COMMENT CONTRE-ATTAQUE LE FIPOL ?

Début décembre, le FIPOL a fait valoir que le bureau des demandes d’indemnisation Erika de Lorient avait reçu quelque 2 950 demandes et que 1 770 d’entre elles avaient été évaluées par ses experts. Au 4 décembre, 1 460 demandes représentant un total de 113 millions ont été approuvées par le FIPOL. Pour justifier les retards, l’organisme rappelle que, depuis septembre, le nombre de dossiers traités est allé en augmentant. Étalées sur une période de trois ans, les indemnisations se montent à 50 % du préjudice subit par chaque demandeur. Un argument qui fait bondir Alain Malardé, responsable de la Confédération maritime, une organisation qui rassemble les professionnels de la mer, (ostréiculteurs, pêcheurs, etc.) : " Comment accepter qu’une société qui cause un préjudice s’arroge le droit de limiter son indemnisation ? "

LE GROUPE TOTALFINA ASSUME-T-IL SES RESPONSABILITÉS ?

Un milliard de francs. Voilà ce que devrait débourser la première entreprise de France pour avoir affrété un navire, certes bardé de certificats, mais manifestement sous-normé, capable en tout cas de se casser en deux dans une tempête qui était loin d’être la tempête du siècle. Sûr de son bon droit et d’une maladresse insigne, Total a cru, dans les semaines qui ont suivi la catastrophe, pouvoir se cacher derrière une réglementation maritime totalement surannée. Avant de céder sous une triple pression, citoyenne, médiatique et gouvernementale. " Avant l’Erika, nous pensions que le système mis en place par le FIPOL fonctionnait. C’est pourquoi nous avons adopté après la catastrophe une attitude rationnelle et plutôt confiante, expliquait récemment Bertrand Thouilin, directeur des transports maritimes chez TotalFina, lors d’un récent colloque à l’Assemblée nationale. Mais quand celui-ci s’est mis en vacance pour une semaine le lendemain de l’arrivée du pétrole sur les côtes, nous avons compris qu’il faudrait se mobiliser nous-mêmes. " Et mettre la main à la poche, sans accepter toutefois de reconnaître clairement la responsabilité de l’entreprise Total.

" Nous ne sommes que des affréteurs, certes richissimes, mais qui ont un rôle de second plan dans la sécurité maritime, plaidait encore hier le porte-parole du groupe Thomas Fell. Tant qu’on ne s’occupera pas des sociétés de classification et des armateurs, on n’aura rien réglé des problèmes de ce secteur. "

COMMENT RÉAGISSENT LES VICTIMES AUX LACUNES DANS L’INDEMNISATION ?

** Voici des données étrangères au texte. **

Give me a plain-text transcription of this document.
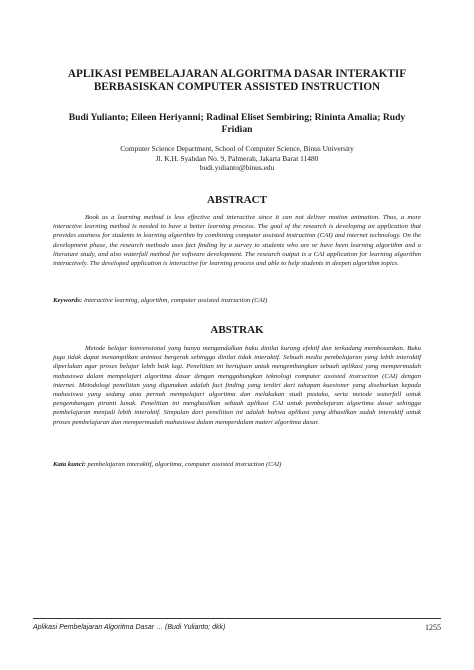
APLIKASI PEMBELAJARAN ALGORITMA DASAR INTERAKTIF BERBASISKAN COMPUTER ASSISTED INSTRUCTION
Budi Yulianto; Eileen Heriyanni; Radinal Eliset Sembiring; Rininta Amalia; Rudy Fridian
Computer Science Department, School of Computer Science, Binus University
Jl. K.H. Syahdan No. 9, Palmerah, Jakarta Barat 11480
budi.yulianto@binus.edu
ABSTRACT
Book as a learning method is less effective and interactive since it can not deliver motion animation. Thus, a more interactive learning method is needed to have a better learning process. The goal of the research is developing an application that provides easiness for students in learning algorithm by combining computer assisted instruction (CAI) and internet technology. On the development phase, the research methodo uses fact finding by a survey to students who are or have been learning algorithm and a literature study, and also waterfall method for software development. The research output is a CAI application for learning algorithm interactively. The developed application is interactive for learning process and able to help students in deepen algorithm topics.
Keywords: interactive learning, algorithm, computer assisted instruction (CAI)
ABSTRAK
Metode belajar konvensional yang hanya mengandalkan buku dinilai kurang efektif dan terkadang membosankan. Buku juga tidak dapat menampilkan animasi bergerak sehingga dinilai tidak interaktif. Sebuah media pembelajaran yang lebih interaktif diperlukan agar proses belajar lebih baik lagi. Penelitian ini bertujuan untuk mengembangkan sebuah aplikasi yang mempermudah mahasiswa dalam mempelajari algoritma dasar dengan menggabungkan teknologi computer assisted instruction (CAI) dengan internet. Metodologi penelitian yang digunakan adalah fact finding yang terdiri dari tahapan kuesioner yang disebarkan kepada mahasiswa yang sedang atau pernah mempelajari algoritma dan melakukan studi pustaka, serta metode waterfall untuk pengembangan piranti lunak. Penelitian ini menghasilkan sebuah aplikasi CAI untuk pembelajaran algoritma dasar sehingga pembelajaran menjadi lebih interaktif. Simpulan dari penelitian ini adalah bahwa aplikasi yang dihasilkan sudah interaktif untuk proses pembelajaran dan mempermudah mahasiswa dalam memperdalam materi algoritma dasar.
Kata kunci: pembelajaran interaktif, algoritma, computer assisted instruction (CAI)
Aplikasi Pembelajaran Algoritma Dasar … (Budi Yulianto; dkk)	1255
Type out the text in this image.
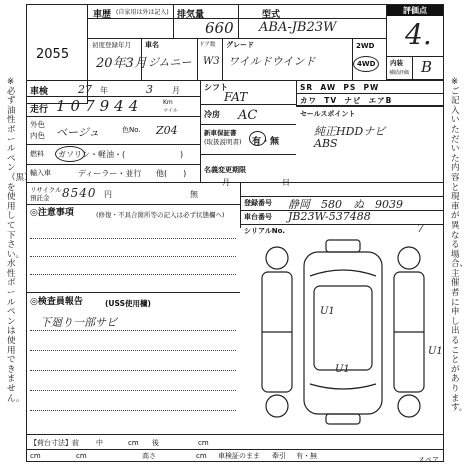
※必ず油性ボールペン（黒）を使用して下さい。水性ボールペンは使用できません。
※ご記入いただいた内容と現車が異なる場合、主催者に申し出ることがあります。
2055
車歴 (自家用は外は記入) 排気量
660
型式
ABA-JB23W
評価点
4.
初度登録年月
20年3月
車名
ジムニー
ドア数
W3
グレード
ワイルドウインド
2WD
4WD 内装
補助評価 B
車検	27 年	3 月	シフト
FAT
SR AW PS PW
カワ TV ナビ エアB
走行 107944	Km
マイル	冷房 AC
外色
内色 ベージュ	色No. Z04	新車保証書
(取扱説明書) 有・無
セールスポイント
純正HDDナビ
ABS
燃料 ガソリン・軽油・(	)
輸入車	ディーラー・並行 他(　　)	名義変更期限
月	日
リサイクル預託金	8540 円	無
登録番号 静岡　580　ぬ　9039
車台番号 JB23W-537488
シリアルNo.	7
◎注意事項	(修復・不具合箇所等の記入は必ず状態欄へ)
◎検査員報告	(USS使用欄)
下廻り一部サビ
U1
U1
U1
スペア
【荷台寸法】前 中	cm 後	cm
cm	cm	高さ	cm 車検証のまま 牽引 有・無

Outre la commune de Mesquer, déboutée de son action contre Total, la Coordination maritime vient de porter de plainte contre le FIPOL pour " escroquerie et abus de confiance ". Au nombre des griefs de la Coordination figurent les nombreux dysfonctionnements du FIPOL. " Les expertises non contradictoires sont le fait de personnes nommées par le seul FIPOL, accuse Alain Malardé. Enfin, comment accepter qu’une structure, quelle qu’elle soit, puisse prendre des décisions qui sont sans appel ? " Du côté du gouvernement, on fait remarquer les efforts consentis. En déplacement sur le littoral le week-end dernier, Dominique Voynet a vertement rappelé l’organisme à ses devoirs. Car, contrairement a ce qu’avance le FIPOL, les conséquences en cas de retard dans le versement des aides risquent à terme d’être dramatiques pour nombre d’entreprises artisanales qui commencent à ressentir le contre-coup de la catastrophe. Au mieux, l’État sera amené à mettre la main à la poche ; au pire, les aides enfin débloquées arriveront trop tard.